An approach to drug pricing that recognizes that the magnitude of the health benefit for treatment varies within the population covered by the drug label has the potential to lower the average price per treatment, increase access and health impact, and improve return on investment for the manufacturer. It however requires a non-trivial effort to implement which makes it a plausible approach for only some drug treatments: those that are both expected to lead to large spend and for which there is significant heterogeneity of benefit in the population covered by the indication.
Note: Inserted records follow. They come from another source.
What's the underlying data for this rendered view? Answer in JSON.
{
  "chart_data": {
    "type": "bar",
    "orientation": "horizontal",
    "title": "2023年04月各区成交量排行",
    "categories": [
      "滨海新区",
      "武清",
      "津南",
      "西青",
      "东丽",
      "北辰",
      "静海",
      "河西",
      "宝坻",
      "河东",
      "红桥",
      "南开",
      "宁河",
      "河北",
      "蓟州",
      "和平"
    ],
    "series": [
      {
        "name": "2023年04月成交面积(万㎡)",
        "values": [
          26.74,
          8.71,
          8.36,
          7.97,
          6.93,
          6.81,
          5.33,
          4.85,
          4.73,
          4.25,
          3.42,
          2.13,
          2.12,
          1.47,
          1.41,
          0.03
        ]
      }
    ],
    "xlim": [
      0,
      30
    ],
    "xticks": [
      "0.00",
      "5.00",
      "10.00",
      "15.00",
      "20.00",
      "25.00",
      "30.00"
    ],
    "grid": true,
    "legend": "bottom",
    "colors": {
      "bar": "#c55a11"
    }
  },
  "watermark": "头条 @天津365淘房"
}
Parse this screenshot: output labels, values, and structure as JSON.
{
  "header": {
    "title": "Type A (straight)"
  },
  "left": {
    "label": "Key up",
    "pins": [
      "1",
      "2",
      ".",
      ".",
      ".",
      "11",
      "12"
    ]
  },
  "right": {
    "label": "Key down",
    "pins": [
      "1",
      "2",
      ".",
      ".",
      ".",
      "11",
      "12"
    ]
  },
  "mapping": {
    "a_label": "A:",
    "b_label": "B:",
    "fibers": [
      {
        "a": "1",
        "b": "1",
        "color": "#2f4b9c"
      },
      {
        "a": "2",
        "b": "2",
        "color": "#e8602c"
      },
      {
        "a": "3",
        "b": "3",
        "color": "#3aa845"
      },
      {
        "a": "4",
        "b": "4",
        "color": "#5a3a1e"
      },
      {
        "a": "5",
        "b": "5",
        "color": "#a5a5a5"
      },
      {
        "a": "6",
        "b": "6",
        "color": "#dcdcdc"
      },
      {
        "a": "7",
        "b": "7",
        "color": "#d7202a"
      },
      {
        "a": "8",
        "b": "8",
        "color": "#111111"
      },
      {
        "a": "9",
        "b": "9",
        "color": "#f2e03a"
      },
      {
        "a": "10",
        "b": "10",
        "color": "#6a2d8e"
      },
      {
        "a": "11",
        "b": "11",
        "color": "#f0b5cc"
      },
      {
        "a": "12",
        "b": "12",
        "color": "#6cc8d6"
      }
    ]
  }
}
For this approach to work practically, one cannot be hung up on an absolutely accurate quantification of the health benefit per segment since this is clearly not achievable – the most one can hope for here in any circumstances is an estimate that will be better than the assumption of uniform value that underlies the traditional fixed price approach. That estimation needs to come from a collaboration between the holder of the clinical development data (the drug company) and the holder of the population data (the payer). But where the real bargaining comes in between the two is the overall factor converting these estimates to dollars.